Kitted out with broken rhythms and mini-keyboard orchestras, the British based group produces a sound totally their own. Centered around songwriter Fyfe Dangerfield's kaleidoscopic lyrics and a freefalling feel for improvisation, the songs on their forthcoming U.S. debut, From The Cliffs, are sophisticated, musically adventurous and catchy.
Guillemots' strength is derived from their differences. "This shouldn't work," they beam and carry on. The four members are singer/keyboardist Dangerfield, who also has sidelines in "unintellectual" classical music and electronica; percussionist Rican Caol, who has been described as having a "deranged" view of rhythm; guitarist MC Lord Magrao, who for many years performed guerrilla gigs in Sao Paolo which consisted solely of him, a friend, and a giant clothes peg; and double bassist Aristazabal Hawkes, who recently spent a long, confusing summer playing on a cruise ship for a man who purported to be named Johnny Favorite.
Live, the band has a raw, electric edge and is quickly earning a reputation as a fearless and organic act that quite gladly throws caution to the wind.
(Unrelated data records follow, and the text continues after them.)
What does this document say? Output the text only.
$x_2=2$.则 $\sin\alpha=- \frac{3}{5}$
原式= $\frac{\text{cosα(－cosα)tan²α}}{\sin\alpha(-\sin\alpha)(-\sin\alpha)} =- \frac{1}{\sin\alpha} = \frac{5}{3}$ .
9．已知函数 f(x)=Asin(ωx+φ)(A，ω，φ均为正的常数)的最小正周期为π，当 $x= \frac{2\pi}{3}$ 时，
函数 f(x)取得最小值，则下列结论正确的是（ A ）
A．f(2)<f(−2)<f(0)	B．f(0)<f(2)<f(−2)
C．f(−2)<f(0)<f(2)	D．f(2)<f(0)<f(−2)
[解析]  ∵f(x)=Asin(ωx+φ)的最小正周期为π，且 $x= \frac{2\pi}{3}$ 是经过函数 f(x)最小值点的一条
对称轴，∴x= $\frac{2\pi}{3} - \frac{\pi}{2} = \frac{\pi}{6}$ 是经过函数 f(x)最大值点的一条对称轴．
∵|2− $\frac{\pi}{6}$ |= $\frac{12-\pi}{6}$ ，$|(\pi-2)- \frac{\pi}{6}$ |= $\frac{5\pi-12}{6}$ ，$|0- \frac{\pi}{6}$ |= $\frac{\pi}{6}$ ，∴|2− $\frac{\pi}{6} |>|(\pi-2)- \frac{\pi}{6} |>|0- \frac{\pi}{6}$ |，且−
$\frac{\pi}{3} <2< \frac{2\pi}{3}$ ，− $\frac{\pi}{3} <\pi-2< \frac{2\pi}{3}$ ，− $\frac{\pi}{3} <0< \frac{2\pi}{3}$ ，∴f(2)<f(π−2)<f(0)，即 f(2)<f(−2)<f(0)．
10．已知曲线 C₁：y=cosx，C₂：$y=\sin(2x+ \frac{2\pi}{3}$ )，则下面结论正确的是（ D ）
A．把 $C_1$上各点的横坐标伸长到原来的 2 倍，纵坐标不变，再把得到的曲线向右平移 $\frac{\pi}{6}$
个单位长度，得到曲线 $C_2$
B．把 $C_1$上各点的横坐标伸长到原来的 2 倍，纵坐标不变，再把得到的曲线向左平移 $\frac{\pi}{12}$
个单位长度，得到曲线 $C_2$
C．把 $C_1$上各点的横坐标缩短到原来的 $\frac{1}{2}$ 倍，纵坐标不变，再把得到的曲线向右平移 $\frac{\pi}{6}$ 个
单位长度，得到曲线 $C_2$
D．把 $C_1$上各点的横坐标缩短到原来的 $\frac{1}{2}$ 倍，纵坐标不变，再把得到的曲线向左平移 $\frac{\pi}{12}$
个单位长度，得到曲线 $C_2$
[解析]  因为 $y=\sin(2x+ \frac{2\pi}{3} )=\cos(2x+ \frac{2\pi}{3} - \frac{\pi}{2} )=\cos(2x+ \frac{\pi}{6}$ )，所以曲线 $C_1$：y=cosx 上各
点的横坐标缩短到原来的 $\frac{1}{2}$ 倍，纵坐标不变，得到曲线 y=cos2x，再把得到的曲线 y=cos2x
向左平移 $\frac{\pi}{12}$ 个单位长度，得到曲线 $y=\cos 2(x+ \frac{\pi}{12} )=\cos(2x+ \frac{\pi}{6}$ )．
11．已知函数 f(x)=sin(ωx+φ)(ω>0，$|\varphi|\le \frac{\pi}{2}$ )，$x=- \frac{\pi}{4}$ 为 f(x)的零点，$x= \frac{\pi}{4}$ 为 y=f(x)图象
A Guillemots show will often feature a procession of clanking biscuit tins, fiercely rhythmic improvised passages with all four band members wailing like wolves and the random appearance of a pair of saxophone-playing brothers.
"We want to make the sort of music that reveals something new about itself each time you listen to it, but that doesn't need to be at the expense of it being accessible," says Dangerfield. "Headmusic's all well and good, but it's got to hit you in the heart and feet too. After all, you're never going to top birdsong as the ultimate pop music. All we can do is try to come close."